Because it looks like the whole argument of the logarithm is in parenthesis, and the exponent is not there. And so the possibility for ambiguity arises...

 

[MarkFL]

Because it looks like the whole argument of the logarithm is in parenthesis, and the exponent is not there.
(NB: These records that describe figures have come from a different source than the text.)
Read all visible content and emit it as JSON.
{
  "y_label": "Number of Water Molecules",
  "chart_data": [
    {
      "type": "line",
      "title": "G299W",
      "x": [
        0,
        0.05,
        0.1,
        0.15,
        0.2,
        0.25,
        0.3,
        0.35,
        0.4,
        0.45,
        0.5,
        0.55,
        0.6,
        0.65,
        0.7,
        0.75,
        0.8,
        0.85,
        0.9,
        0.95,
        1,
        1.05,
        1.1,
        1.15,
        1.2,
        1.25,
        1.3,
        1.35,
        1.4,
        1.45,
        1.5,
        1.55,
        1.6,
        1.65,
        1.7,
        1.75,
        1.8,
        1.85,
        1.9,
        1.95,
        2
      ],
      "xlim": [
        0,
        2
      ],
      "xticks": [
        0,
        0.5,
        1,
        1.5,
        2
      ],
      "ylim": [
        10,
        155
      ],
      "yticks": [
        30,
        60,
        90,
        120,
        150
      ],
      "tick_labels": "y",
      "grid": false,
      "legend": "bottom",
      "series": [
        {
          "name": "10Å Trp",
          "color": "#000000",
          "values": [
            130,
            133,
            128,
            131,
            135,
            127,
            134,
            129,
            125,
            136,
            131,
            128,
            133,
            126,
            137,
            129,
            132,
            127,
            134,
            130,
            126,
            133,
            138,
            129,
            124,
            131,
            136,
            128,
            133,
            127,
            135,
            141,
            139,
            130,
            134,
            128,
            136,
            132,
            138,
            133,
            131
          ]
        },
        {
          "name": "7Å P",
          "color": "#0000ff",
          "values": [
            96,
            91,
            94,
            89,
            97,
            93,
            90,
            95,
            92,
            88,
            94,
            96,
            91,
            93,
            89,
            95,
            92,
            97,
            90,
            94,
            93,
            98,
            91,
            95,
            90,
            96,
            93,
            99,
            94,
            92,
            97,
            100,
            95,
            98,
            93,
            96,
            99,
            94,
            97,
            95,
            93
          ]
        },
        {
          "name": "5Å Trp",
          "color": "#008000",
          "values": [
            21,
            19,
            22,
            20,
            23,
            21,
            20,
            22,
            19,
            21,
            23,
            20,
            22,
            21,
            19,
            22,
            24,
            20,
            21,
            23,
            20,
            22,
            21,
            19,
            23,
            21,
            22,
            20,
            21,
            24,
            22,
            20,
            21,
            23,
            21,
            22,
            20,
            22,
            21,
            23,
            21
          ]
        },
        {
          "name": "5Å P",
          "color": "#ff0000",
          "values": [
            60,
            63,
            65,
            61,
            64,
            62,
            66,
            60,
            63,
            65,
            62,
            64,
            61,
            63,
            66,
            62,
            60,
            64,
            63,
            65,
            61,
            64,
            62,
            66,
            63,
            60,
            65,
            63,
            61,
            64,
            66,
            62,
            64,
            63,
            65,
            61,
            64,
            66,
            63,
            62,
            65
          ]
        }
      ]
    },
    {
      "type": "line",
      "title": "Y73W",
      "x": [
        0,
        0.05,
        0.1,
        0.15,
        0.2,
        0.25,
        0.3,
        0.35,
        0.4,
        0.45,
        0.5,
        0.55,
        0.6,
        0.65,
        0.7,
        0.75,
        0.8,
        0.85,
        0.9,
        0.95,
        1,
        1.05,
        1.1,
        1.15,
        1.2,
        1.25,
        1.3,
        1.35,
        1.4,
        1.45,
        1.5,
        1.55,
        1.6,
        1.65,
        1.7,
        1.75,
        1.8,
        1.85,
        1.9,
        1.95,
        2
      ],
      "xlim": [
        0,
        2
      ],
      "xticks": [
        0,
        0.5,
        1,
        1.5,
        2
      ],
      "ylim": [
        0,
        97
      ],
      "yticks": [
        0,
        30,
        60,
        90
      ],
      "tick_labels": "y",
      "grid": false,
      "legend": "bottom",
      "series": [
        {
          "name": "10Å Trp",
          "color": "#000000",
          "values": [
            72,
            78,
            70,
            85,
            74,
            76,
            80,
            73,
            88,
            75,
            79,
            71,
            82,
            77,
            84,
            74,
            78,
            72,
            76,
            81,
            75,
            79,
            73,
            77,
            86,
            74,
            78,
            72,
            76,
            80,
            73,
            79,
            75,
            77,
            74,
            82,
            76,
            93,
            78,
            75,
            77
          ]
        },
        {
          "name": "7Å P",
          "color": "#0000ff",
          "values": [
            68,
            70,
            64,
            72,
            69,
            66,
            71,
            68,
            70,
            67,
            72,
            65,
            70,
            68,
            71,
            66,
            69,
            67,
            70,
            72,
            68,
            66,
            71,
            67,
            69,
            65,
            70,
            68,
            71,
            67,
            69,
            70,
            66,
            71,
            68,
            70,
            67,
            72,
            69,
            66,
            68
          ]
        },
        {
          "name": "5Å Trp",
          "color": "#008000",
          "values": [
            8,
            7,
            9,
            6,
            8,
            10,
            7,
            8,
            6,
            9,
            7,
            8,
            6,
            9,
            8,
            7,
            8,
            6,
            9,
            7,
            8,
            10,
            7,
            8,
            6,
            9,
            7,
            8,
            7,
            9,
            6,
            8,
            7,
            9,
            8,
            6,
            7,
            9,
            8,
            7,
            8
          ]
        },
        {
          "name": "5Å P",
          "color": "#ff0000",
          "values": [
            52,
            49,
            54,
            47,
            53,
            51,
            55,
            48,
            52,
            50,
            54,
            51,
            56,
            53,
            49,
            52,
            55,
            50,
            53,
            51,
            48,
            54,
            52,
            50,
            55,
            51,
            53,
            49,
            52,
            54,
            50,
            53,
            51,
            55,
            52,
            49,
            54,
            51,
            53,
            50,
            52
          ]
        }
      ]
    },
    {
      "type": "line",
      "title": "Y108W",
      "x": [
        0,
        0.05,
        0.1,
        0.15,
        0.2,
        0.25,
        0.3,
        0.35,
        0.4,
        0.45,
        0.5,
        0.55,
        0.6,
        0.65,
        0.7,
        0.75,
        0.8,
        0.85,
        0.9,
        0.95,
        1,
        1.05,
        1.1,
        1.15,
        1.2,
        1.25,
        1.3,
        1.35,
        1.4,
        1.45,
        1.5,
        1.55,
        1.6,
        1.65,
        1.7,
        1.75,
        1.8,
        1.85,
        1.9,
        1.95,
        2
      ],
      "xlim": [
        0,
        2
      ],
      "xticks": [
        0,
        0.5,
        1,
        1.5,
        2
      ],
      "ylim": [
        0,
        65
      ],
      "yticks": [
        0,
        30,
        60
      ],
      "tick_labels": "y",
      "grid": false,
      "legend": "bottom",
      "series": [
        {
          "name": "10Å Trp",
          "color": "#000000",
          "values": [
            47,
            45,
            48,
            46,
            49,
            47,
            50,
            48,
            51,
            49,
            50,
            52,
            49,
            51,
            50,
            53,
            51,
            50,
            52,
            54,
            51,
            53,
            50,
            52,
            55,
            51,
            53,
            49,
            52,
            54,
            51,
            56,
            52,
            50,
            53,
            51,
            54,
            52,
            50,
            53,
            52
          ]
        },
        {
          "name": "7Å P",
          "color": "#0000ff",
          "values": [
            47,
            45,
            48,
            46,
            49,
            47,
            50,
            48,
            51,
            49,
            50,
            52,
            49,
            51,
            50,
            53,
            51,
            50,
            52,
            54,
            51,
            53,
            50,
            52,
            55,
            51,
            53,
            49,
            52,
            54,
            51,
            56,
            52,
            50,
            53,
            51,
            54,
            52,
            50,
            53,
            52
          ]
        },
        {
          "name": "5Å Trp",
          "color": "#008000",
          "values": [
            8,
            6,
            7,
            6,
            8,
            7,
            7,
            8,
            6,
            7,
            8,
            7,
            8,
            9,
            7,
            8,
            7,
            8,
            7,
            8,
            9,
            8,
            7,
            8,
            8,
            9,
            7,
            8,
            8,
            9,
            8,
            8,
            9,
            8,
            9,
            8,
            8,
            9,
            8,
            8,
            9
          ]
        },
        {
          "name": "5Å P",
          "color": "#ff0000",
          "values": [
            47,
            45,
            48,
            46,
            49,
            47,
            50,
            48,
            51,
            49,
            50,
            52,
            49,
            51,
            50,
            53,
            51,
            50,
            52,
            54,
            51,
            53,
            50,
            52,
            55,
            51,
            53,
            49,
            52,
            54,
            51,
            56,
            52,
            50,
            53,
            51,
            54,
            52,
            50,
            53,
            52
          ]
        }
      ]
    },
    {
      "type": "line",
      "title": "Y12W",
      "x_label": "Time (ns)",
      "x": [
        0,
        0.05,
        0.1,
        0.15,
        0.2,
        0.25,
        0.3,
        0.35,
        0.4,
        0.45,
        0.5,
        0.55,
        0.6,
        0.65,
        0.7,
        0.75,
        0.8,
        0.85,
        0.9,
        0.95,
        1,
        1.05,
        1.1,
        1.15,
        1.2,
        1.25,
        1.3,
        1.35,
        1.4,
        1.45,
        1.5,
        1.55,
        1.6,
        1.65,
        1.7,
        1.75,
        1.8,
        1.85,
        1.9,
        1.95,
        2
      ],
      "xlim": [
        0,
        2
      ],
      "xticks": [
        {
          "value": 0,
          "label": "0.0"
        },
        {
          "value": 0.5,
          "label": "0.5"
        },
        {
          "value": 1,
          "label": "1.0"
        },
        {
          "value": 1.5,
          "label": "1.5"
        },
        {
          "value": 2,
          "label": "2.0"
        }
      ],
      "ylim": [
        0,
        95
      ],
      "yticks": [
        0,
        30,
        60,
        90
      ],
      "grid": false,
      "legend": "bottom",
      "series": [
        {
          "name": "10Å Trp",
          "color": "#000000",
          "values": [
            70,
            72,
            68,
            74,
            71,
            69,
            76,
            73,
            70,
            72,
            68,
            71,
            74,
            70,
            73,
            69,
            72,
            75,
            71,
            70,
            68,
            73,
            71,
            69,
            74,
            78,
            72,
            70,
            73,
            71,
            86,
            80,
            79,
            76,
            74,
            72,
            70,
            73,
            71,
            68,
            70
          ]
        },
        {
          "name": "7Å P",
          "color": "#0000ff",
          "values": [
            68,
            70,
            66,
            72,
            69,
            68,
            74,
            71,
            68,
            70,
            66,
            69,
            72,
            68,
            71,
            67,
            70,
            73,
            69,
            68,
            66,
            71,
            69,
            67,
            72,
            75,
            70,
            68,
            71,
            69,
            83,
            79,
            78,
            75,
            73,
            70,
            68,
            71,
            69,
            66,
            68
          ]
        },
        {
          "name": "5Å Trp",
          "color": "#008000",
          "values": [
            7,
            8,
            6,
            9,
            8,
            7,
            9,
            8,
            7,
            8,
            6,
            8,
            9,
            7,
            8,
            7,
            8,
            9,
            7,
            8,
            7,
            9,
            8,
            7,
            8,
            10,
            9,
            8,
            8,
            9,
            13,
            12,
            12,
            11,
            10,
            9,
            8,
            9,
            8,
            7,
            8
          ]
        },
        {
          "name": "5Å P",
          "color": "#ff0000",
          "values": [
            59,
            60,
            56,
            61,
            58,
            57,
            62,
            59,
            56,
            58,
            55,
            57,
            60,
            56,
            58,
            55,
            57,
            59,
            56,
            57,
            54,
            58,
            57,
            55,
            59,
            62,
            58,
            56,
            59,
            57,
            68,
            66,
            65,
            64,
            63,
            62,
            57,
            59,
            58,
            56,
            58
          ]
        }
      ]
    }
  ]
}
And so the possibility for ambiguity arises...

Yes, I agree completely and I would certainly prefer the notation:

$$\log_a\left(b^c\right)$$

This is clear where the exponent belongs. :D

 

[karush]

Yes, I agree completely and I would certainly prefer the notation:

$$\log_a\left(b^c\right)$$

This is clear where the exponent belongs. :D

it might be preferable but I see both all the time it not that confusing...

$\log(abc)^2$ or $log(a^2 b^2 c^2)$ but this $(log abc)^2$ is obviously different...

bone for the day award;)

 

[MarkFL]

it might be preferable but I see both all the time it not that confusing...

$\log(abc)^2$ or $log(a^2 b^2 c^2)$ but this $(log abc)^2$ is obviously different...

bone for the day award;)

Personally, for clarity, I would write:

$$\log\left((abc)^2\right)$$

For any function, I want anything and everything regarding the argument(s) inside brackets.